Pour savoir quand semer ou transplanter nos plantes potagères, on se fie à toutes sortes de repères: moyenne de la date du dernier gel, période habituellement sans gel, lune, fêtes nationales ou religieuses. Bien que ces repères puissent être utiles dans certains cas – par exemple pour savoir quand commencer les semis des plantes sensibles au froid à l’intérieur – la vérité est que, d’une année à l’autre et d’une région à l’autre, le climat peut varier de façon importante.

Quand planter au jardin? Photo: Greta Hoffman

Les plantes, elles, ne savent pas lire les calendriers. Mais elles savent très bien «lire» la température du sol et de l’air, et c’est ce que nous devrions observer nous aussi pour savoir quand semer et transplanter au potager.

Comment les plantes font-elles pour «lire» le thermomètre?

Les plantes ne peuvent évidemment pas lire, elles n’ont ni cerveau ni thermomètre, mais elles possèdent plusieurs mécanismes biologiques leur permettant de détecter les variations de température dans l’air et dans le sol.
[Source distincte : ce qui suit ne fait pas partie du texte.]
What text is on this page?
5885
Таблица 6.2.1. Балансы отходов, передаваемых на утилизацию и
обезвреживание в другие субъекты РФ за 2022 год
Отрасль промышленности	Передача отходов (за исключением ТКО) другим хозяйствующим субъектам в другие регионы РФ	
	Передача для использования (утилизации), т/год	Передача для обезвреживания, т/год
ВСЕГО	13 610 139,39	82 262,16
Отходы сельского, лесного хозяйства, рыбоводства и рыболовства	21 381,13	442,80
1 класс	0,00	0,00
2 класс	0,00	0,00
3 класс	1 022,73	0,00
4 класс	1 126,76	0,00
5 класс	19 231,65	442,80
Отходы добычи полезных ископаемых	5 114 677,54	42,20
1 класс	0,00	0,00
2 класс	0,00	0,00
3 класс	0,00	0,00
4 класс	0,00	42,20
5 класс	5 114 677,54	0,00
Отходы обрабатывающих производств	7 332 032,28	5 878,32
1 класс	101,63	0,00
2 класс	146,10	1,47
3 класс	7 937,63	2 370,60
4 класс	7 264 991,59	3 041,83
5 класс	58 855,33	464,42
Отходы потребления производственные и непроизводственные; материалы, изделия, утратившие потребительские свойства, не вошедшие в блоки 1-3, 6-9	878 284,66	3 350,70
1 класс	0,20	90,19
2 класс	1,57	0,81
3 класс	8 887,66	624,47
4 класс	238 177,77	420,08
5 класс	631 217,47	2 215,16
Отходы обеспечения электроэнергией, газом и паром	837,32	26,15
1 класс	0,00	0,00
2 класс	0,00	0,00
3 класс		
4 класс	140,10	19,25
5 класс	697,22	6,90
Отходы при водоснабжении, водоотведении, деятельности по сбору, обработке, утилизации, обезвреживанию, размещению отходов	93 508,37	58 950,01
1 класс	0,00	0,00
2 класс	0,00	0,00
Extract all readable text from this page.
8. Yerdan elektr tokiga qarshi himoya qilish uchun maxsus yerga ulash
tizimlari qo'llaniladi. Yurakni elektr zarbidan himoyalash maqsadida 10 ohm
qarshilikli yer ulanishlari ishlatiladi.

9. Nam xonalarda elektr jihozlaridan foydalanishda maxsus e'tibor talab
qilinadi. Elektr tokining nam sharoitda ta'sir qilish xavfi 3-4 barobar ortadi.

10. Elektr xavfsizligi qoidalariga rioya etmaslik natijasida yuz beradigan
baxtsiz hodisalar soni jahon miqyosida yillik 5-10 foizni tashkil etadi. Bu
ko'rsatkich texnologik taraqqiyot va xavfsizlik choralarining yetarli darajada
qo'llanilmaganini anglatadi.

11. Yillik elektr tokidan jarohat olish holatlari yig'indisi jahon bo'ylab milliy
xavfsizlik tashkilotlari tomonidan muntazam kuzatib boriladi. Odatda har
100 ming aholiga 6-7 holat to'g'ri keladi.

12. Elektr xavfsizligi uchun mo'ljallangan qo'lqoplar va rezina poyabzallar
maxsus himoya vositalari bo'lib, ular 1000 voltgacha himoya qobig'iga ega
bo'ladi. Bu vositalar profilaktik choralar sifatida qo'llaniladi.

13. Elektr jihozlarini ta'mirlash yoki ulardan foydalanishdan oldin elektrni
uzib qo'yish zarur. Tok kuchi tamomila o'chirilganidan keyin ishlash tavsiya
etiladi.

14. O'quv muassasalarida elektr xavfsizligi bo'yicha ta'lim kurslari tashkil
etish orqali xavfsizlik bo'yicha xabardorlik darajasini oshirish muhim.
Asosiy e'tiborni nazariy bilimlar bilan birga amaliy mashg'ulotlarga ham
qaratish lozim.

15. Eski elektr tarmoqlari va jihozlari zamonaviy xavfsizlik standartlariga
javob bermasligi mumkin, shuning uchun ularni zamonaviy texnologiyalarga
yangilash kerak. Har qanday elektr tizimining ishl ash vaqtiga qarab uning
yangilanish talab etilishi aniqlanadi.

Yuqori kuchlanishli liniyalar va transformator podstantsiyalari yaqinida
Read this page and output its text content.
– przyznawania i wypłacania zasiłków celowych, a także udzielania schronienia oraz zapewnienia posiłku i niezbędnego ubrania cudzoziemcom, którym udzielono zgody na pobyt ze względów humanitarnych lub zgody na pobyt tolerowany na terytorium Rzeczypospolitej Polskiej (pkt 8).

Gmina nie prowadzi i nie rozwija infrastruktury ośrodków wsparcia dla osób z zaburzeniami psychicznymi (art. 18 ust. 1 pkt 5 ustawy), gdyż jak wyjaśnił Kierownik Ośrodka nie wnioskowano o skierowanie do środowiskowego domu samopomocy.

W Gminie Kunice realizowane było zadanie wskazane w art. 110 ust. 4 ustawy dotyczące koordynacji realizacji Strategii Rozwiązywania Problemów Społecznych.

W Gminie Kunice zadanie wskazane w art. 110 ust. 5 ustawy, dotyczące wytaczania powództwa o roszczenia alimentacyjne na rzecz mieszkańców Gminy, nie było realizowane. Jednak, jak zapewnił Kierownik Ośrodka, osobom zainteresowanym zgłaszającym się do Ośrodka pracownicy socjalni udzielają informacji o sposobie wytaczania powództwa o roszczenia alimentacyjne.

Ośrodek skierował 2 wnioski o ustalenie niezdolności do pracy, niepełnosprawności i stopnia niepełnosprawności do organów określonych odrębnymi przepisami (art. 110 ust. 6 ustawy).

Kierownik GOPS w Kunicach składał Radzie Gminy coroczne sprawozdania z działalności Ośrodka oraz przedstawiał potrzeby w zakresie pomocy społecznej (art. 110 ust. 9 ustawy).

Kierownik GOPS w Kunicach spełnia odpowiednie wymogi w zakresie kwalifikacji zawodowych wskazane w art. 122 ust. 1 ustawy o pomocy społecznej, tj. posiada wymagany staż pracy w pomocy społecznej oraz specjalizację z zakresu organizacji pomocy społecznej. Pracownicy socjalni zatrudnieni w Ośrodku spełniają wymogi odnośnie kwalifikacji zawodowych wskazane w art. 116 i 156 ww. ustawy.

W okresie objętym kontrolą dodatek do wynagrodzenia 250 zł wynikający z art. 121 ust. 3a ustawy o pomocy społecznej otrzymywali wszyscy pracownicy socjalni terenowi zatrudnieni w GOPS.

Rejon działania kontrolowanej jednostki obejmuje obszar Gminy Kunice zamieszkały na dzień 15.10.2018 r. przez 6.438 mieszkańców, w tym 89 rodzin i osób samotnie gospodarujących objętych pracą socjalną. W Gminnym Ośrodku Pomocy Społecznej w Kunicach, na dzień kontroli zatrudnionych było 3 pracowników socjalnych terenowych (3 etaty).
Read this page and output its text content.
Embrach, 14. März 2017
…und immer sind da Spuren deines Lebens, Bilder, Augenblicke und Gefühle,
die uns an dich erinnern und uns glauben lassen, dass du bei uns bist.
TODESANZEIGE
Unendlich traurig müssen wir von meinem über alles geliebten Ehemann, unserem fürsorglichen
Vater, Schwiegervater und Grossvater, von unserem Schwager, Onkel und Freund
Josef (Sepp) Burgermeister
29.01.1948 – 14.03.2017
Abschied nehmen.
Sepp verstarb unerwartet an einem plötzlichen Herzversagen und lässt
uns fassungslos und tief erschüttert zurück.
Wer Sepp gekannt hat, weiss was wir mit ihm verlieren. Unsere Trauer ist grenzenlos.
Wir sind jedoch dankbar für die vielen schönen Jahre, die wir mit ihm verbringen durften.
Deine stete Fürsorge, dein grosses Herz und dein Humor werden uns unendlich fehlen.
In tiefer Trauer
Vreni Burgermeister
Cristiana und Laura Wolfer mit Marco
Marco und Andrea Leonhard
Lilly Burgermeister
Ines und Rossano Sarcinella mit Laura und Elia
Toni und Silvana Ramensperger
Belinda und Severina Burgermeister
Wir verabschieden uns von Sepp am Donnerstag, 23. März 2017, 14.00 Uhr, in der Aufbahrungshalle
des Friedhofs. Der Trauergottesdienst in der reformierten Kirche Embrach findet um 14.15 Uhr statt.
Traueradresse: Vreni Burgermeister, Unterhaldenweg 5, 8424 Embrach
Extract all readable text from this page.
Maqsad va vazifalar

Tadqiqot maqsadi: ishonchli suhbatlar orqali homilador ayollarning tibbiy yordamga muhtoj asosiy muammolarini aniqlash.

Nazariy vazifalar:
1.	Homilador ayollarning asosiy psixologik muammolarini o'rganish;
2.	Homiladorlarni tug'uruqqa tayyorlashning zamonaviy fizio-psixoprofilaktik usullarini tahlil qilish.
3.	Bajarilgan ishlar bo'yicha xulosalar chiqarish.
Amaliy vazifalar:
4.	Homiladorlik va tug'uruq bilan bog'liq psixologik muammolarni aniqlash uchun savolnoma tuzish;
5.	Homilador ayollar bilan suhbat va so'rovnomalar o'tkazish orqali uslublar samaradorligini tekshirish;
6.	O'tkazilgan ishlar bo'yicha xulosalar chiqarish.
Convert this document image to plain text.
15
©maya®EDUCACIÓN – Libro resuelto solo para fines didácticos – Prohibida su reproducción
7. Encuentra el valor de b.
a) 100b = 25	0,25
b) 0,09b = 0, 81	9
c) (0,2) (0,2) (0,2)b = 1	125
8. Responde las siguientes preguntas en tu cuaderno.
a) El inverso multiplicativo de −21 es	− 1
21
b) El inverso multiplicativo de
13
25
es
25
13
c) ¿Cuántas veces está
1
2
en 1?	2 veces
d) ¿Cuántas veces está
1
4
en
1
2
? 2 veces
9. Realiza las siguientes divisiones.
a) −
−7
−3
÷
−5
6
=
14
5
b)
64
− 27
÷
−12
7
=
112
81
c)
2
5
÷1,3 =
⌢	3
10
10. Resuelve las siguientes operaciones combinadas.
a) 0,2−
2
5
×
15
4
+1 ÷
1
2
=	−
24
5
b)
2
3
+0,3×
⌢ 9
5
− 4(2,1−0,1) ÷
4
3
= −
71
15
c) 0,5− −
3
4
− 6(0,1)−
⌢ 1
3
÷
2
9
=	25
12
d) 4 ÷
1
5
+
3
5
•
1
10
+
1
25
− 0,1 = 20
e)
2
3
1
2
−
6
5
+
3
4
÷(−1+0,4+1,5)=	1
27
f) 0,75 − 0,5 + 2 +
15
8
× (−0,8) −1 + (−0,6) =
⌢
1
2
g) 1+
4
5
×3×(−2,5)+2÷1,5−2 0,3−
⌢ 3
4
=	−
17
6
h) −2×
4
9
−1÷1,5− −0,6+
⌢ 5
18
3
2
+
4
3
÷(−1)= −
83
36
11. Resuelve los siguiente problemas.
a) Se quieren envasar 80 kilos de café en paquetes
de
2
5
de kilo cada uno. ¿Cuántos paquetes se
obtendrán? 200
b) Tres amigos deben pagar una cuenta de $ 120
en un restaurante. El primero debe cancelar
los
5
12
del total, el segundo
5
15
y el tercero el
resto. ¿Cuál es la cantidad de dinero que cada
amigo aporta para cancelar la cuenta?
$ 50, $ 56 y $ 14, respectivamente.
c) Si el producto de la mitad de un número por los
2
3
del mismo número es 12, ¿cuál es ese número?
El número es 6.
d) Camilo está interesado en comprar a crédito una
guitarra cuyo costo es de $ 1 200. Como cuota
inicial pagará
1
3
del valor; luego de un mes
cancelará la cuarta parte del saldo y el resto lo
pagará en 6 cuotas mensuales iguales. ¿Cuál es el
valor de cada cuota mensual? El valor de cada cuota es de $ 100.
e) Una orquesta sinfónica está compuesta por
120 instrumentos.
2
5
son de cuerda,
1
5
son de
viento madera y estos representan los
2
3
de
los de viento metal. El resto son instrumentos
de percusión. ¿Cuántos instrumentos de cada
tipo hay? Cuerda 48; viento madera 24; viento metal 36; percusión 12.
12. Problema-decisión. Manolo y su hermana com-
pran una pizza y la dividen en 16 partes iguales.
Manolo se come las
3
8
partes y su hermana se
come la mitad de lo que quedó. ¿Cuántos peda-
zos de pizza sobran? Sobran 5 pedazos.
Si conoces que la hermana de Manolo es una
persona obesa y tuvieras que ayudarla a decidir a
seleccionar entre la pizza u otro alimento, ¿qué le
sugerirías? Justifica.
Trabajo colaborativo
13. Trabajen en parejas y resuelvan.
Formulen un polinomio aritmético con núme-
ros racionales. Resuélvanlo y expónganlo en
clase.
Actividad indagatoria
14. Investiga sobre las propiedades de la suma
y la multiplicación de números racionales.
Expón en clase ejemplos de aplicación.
Certaines utilisent notamment des protéines sensibles à la lumière et à la chaleur, comme les phytochromes. Ces molécules changent de forme selon les conditions environnementales, aidant ainsi la plante à interpréter les saisons et à stimuler certains processus, comme la germination, la croissance ou la floraison.

Photo: Greta Hoffman

D’autres végétaux détectent plutôt les changements de fluidité de leurs membranes cellulaires. Un peu comme le beurre qui devient plus mou lorsqu’il se réchauffe, les membranes des cellules végétales deviennent plus fluides avec la chaleur. Cette modification influence le déplacement de certains ions, qui agissent comme messagers dans la cellule et activent différentes réactions métaboliques liées à la croissance, à la respiration et à la photosynthèse.

Ça donne un nouveau sens à l’expression «comme dans du beurre»!

Alors, à quelle température faut-il se fier?

Toutefois, chaque plante possède son propre réglage hérité de ses origines. Certaines espèces se réveillent dès que le sol dégèle, alors que d’autres préfèrent attendre que la terre se réchauffe avant de véritablement démarrer leur croissance.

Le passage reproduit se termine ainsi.